The family would occasionally get even bigger, Steven noted. “In between all of these, we did have some foster children in and out.”
But then, tragedy struck, or at least it seemed to. A year after placing Ambrose with the Hams, state officials decided that her mother had done enough to have her back. She left the family, and left Steven devastated.
“I didn’t know I could go through that heartbreak again,” he says.
Logan and Isabel
Steven decided that perhaps it was time to move in the opposite direction. He and Roger had done so much for younger kids, perhaps they needed to look out for an older one.
“Let’s put our names on the list for a child about to age out of the foster care system,” he told his husband. Roger resisted at first, but was later persuaded to say yes.
But the universe had different plans for the Hams.
They received word from Washington State that there were a brother and sister who needed a home and were about to be separated by officials. The boy was 4 years old, the girl was 11. Their names were Logan and Isabel.
What was most remarkable, though, was that both had a connection to Steven: They were from his hometown.
He flew to Washington to meet them, and then returned home. The family was growing again. And more children would soon be on the way.
Olivia
Steven explains: “While I was in Washington picking up Logan and Isabel, Cooper’s mom had another baby and left her at the hospital.”
It was a tiny girl, only 4 pounds, who “sat in the palm of our hand.”
And along with Olivia, Ambrose returned to the family after months away.
Her mother told the state, “All she’s doing is asking for daddy and papa and her brothers and sisters,” according to Steven.
And that was that. There were now 12 children in the Ham family, a full dozen. The child who had left was back, and family links had been preserved. Everything was as it should be.

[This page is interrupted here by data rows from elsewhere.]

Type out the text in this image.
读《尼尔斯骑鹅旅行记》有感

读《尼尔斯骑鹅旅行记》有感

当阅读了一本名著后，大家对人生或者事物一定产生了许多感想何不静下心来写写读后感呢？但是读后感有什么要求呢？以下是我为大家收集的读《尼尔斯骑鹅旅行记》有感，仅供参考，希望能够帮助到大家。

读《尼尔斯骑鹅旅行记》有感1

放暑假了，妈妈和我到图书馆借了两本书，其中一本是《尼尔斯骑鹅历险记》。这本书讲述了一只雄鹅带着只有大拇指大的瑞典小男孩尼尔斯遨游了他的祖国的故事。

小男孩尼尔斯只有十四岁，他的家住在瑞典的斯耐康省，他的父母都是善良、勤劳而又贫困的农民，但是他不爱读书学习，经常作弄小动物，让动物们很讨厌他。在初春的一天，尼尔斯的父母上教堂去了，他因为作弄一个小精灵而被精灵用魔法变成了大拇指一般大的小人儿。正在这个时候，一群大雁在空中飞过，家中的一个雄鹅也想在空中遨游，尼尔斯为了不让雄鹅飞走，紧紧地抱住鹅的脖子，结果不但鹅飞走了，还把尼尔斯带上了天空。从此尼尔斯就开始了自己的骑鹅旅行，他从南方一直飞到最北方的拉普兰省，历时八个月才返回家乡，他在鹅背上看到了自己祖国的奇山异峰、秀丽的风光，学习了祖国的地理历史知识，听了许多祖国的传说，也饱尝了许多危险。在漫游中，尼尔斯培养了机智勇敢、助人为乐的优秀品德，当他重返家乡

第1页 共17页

Roger and Steven were done.
Annabelle and Julian
But there was unfinished business. It turns out that Ambrose’s mother had another daughter and a son, both of whom were placed with a foster family in Prescott, Ariz.
Steven and Roger had decided their family was complete and were fine with that. But as they were watching the news one night, it showed those foster parents being arrested on child abuse charges.
Steven called up the state Child Protective Services division and said, “I’m going to come and get them. We’re going to take responsibility for them.”
Next day he picked up Annabelle and Julian.
Steven and Roger now had 14 children.
Shortly afterward, the mother of Ambrose, Julian and Annabelle had another baby. She called the Hams and asked if they would watch her for a weekend. They’re still doing the watching, although not as official adoptive parents.
Now Steven and Roger have a home with eight girls and seven boys.